Tuesday, February 13, 2007
Updated: February 11, 3:04 PM ET
Glossary: NASCAR has a language all its own
NASCAR Sprint Cup Series schedule
So you're a NASCAR newbie and get confounded by the terms motorsports analysts throw out like so many "marbles."
To help you get in good with the racing gurus you are now hanging with in front of the small screen on weekends, here are our 10 favorite terms:
Back marker: Racers certainly don't want to be a back marker, which as implied means they have fallen completely off the pace and are at or near the back of the pack.
Dirty air: Any disturbance of the air around a car that impacts its aerodynamic performance. Dirty air can come from other cars or by running too close to the wall, for example, and can cause a particular rig to lose control.
Donuts: One of the better slang terms on the circuit, donuts are dark, circular, indentation markings on the side panels of stock cars, frequently caused when one vehicle rubs up against another at high speed.
Downforce: The amount of weight or pressure pushing down on each individual tire. Downforce can be moved around by jacking weight into or out of each corner of the car. It's a delicate balance, however, because while greater downforce improves grip it also can create friction that will slow the car down.
Loose: When the front of the car has more grip than the rear. Loose race cars are thought to be generally faster than tight race cars, but watch out: A car that is too loose may have its rear end flair out toward the wall in turns. Sometimes referred to as "free" or "oversteer."
Marbles: Debris blown to the upper corners of a track that consists of smatterings of rubber peeled from tires, dirt and gravel. Some drivers blame marbles for a loss of control, though centrifugal forces might have a little something to do with it. Graphic artists went to great lengths to replicate marbles for an air of authenticity in the animated flick "Cars." Also unaffectionately referred to as "loose stuff."
Push: Also called "tight" or "understeer," push is when the rear of the car has more grip than the front, which can cause the front end to slide or "push" toward the wall in the corners. While it is true that the driver must get out of the throttle until the car catches so he can turn it to avoid hitting the wall, he also must get out of the throttle in a loose car to avoid the same fate.

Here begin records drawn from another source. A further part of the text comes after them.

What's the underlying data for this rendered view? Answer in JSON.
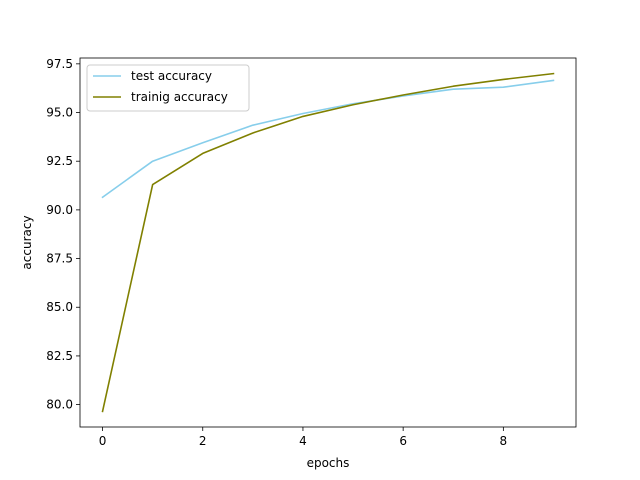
{
  "chart_data": {
    "type": "line",
    "xlabel": "epochs",
    "ylabel": "accuracy",
    "xlim": [
      -0.45,
      9.45
    ],
    "ylim": [
      78.85,
      97.8
    ],
    "xticks": [
      0,
      2,
      4,
      6,
      8
    ],
    "yticks": [
      80.0,
      82.5,
      85.0,
      87.5,
      90.0,
      92.5,
      95.0,
      97.5
    ],
    "xtick_labels": [
      "0",
      "2",
      "4",
      "6",
      "8"
    ],
    "ytick_labels": [
      "80.0",
      "82.5",
      "85.0",
      "87.5",
      "90.0",
      "92.5",
      "95.0",
      "97.5"
    ],
    "grid": false,
    "legend_position": "upper-left",
    "x": [
      0,
      1,
      2,
      3,
      4,
      5,
      6,
      7,
      8,
      9
    ],
    "series": [
      {
        "name": "test accuracy",
        "color": "#87ceeb",
        "values": [
          90.65,
          92.5,
          93.45,
          94.35,
          94.95,
          95.45,
          95.85,
          96.2,
          96.3,
          96.65
        ]
      },
      {
        "name": "trainig accuracy",
        "color": "#808000",
        "values": [
          79.65,
          91.3,
          92.9,
          93.95,
          94.8,
          95.4,
          95.9,
          96.35,
          96.7,
          97.0
        ]
      }
    ]
  }
}
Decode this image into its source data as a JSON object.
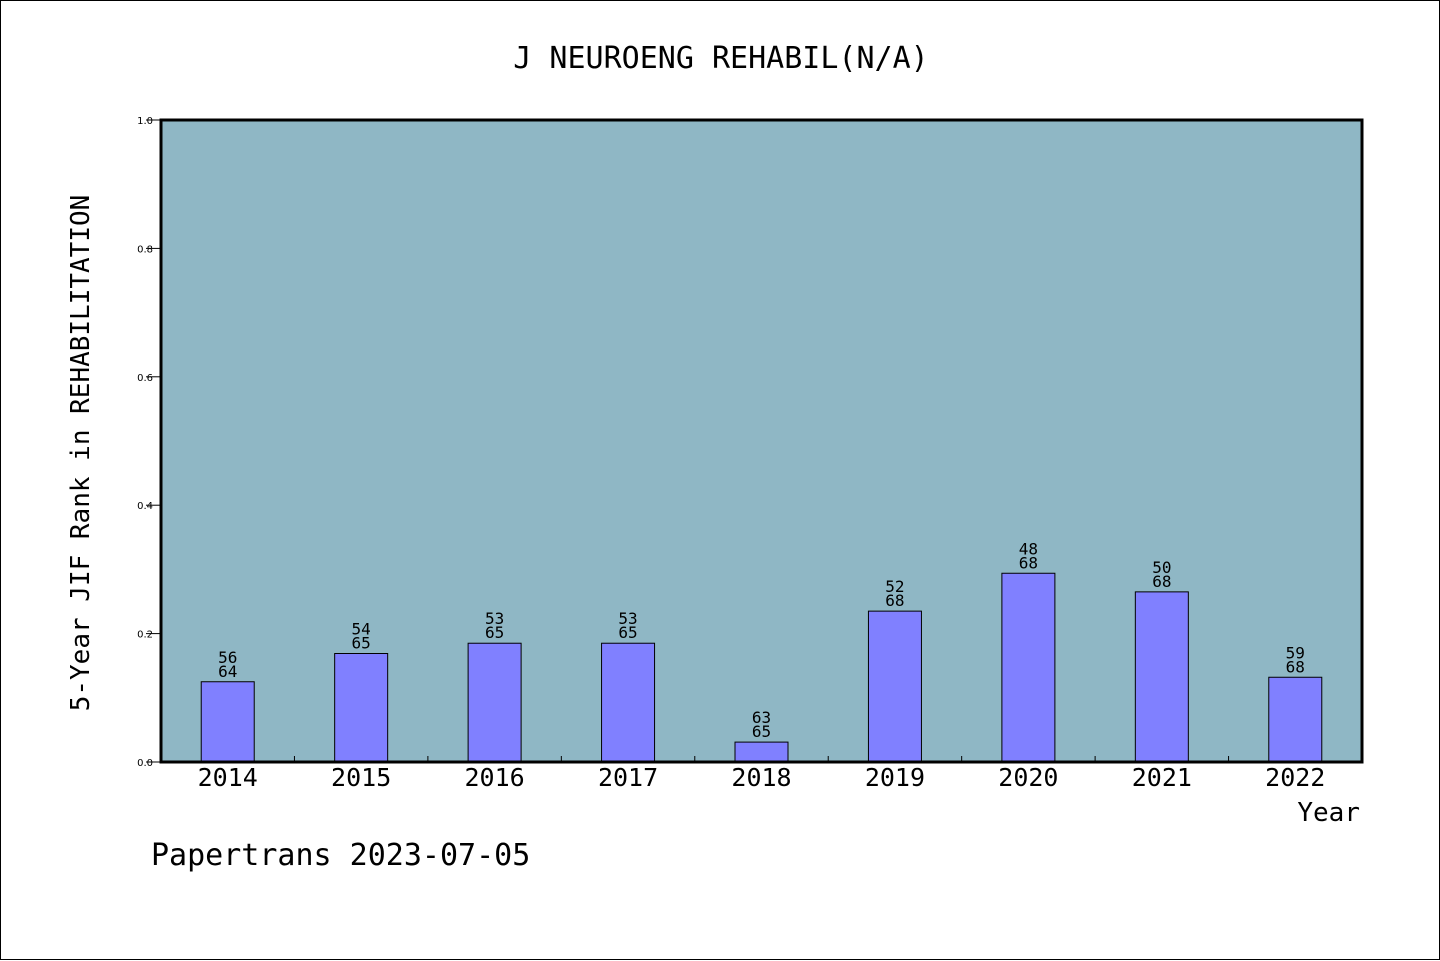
{
  "chart_data": {
    "type": "bar",
    "title": "J NEUROENG REHABIL(N/A)",
    "xlabel": "Year",
    "ylabel": "5-Year JIF Rank in REHABILITATION",
    "ylim": [
      0,
      1.0
    ],
    "yticks": [
      "0.0",
      "0.2",
      "0.4",
      "0.6",
      "0.8",
      "1.0"
    ],
    "categories": [
      "2014",
      "2015",
      "2016",
      "2017",
      "2018",
      "2019",
      "2020",
      "2021",
      "2022"
    ],
    "values": [
      0.125,
      0.169,
      0.185,
      0.185,
      0.031,
      0.235,
      0.294,
      0.265,
      0.132
    ],
    "rank_labels": [
      [
        "56",
        "64"
      ],
      [
        "54",
        "65"
      ],
      [
        "53",
        "65"
      ],
      [
        "53",
        "65"
      ],
      [
        "63",
        "65"
      ],
      [
        "52",
        "68"
      ],
      [
        "48",
        "68"
      ],
      [
        "50",
        "68"
      ],
      [
        "59",
        "68"
      ]
    ],
    "grid": false,
    "colors": {
      "plot_background": "#8fb7c5",
      "bar_fill": "#8080ff",
      "bar_stroke": "#000000"
    }
  },
  "footer": {
    "text": "Papertrans 2023-07-05"
  }
}
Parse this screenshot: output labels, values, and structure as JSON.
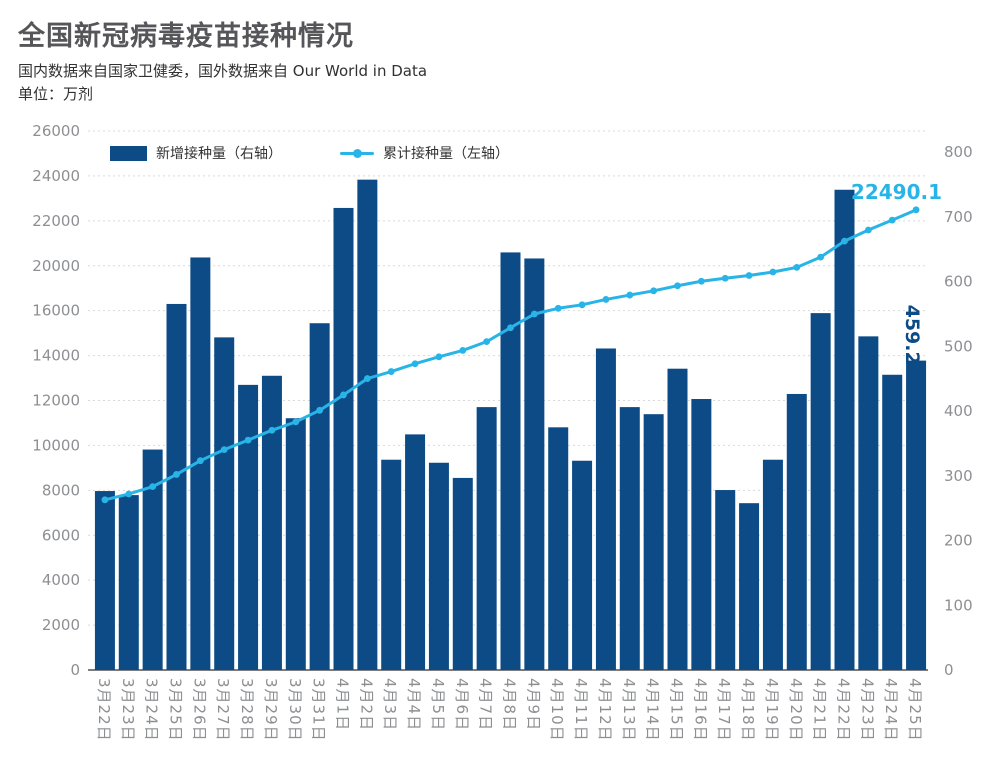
{
  "header": {
    "title": "全国新冠病毒疫苗接种情况",
    "source_note": "国内数据来自国家卫健委，国外数据来自 Our World in Data",
    "unit_note": "单位：万剂"
  },
  "legend": {
    "bars_label": "新增接种量（右轴）",
    "line_label": "累计接种量（左轴）"
  },
  "colors": {
    "bar": "#0d4b87",
    "line": "#29b4e8",
    "axis_text": "#8d8f92",
    "grid": "#d9d9d9",
    "baseline": "#7c7d80",
    "title_text": "#56565a"
  },
  "chart_data": {
    "type": "bar",
    "subtype": "combo-bar-line-dual-axis",
    "categories": [
      "3月22日",
      "3月23日",
      "3月24日",
      "3月25日",
      "3月26日",
      "3月27日",
      "3月28日",
      "3月29日",
      "3月30日",
      "3月31日",
      "4月1日",
      "4月2日",
      "4月3日",
      "4月4日",
      "4月5日",
      "4月6日",
      "4月7日",
      "4月8日",
      "4月9日",
      "4月10日",
      "4月11日",
      "4月12日",
      "4月13日",
      "4月14日",
      "4月15日",
      "4月16日",
      "4月17日",
      "4月18日",
      "4月19日",
      "4月20日",
      "4月21日",
      "4月22日",
      "4月23日",
      "4月24日",
      "4月25日"
    ],
    "series": [
      {
        "name": "新增接种量（右轴）",
        "type": "bar",
        "axis": "right",
        "values": [
          265.6,
          259.6,
          327.2,
          543.3,
          612.3,
          493.7,
          423.2,
          436.7,
          373.7,
          514.7,
          685.8,
          727.8,
          312.1,
          349.7,
          307.6,
          285.1,
          390.2,
          619.8,
          610.8,
          360.2,
          310.6,
          477.2,
          390.2,
          379.7,
          447.2,
          402.2,
          267.1,
          247.6,
          312.1,
          409.7,
          529.7,
          712.8,
          495.2,
          438.2,
          459.2
        ]
      },
      {
        "name": "累计接种量（左轴）",
        "type": "line",
        "axis": "left",
        "values": [
          7577.9,
          7837.5,
          8164.7,
          8708.0,
          9320.3,
          9814.0,
          10237.2,
          10673.9,
          11047.6,
          11562.3,
          12248.1,
          12975.9,
          13288.0,
          13637.7,
          13945.3,
          14230.4,
          14620.6,
          15240.4,
          15851.2,
          16211.4,
          16522.0,
          16999.2,
          17389.4,
          17769.1,
          18216.3,
          18618.5,
          18885.6,
          19133.2,
          19445.3,
          19855.0,
          20384.7,
          21097.5,
          21592.7,
          22030.9,
          22490.1
        ]
      }
    ],
    "left_axis": {
      "labels_top_to_bottom": [
        26000,
        24000,
        22000,
        20000,
        16000,
        14000,
        12000,
        10000,
        8000,
        6000,
        4000,
        2000,
        0
      ],
      "note": "labels as printed on chart (18000 tick label absent)"
    },
    "right_axis": {
      "labels_top_to_bottom": [
        800,
        700,
        600,
        500,
        400,
        300,
        200,
        100,
        0
      ],
      "range": [
        0,
        800
      ]
    },
    "annotations": {
      "line_end_label": "22490.1",
      "last_bar_label": "459.2"
    },
    "grid": "dotted horizontal gridlines, solid baseline",
    "legend_position": "top-left inside plot",
    "title": "全国新冠病毒疫苗接种情况",
    "xlabel": "",
    "ylabel_unit": "万剂"
  }
}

Stagger: The difference in tire circumference from one side to the other. Placing larger circumference tires on the right side of a race car, for instance, helps it turn better through the corner on an oval track. Roll a Styrofoam coffee cup on a table and you will see stagger as the bigger top end travels further than the smaller bottom.
Stop and Go: A penalty imposed in which the driver must stop on pit road (where pit crews tend to rigs) and can go only when the official says so. It usually is assessed for speeding on pit road or for unsafe driving.
Wedge: Wedge is the amount of downforce that is applied diagonally from the left rear to the right front to help either tighten or loosen the car. Changing the wedge in one corner impacts the other three corners proportionally.
P.S.: NASCAR is the National Association for Stock Car Auto Racing, in case anyone asks.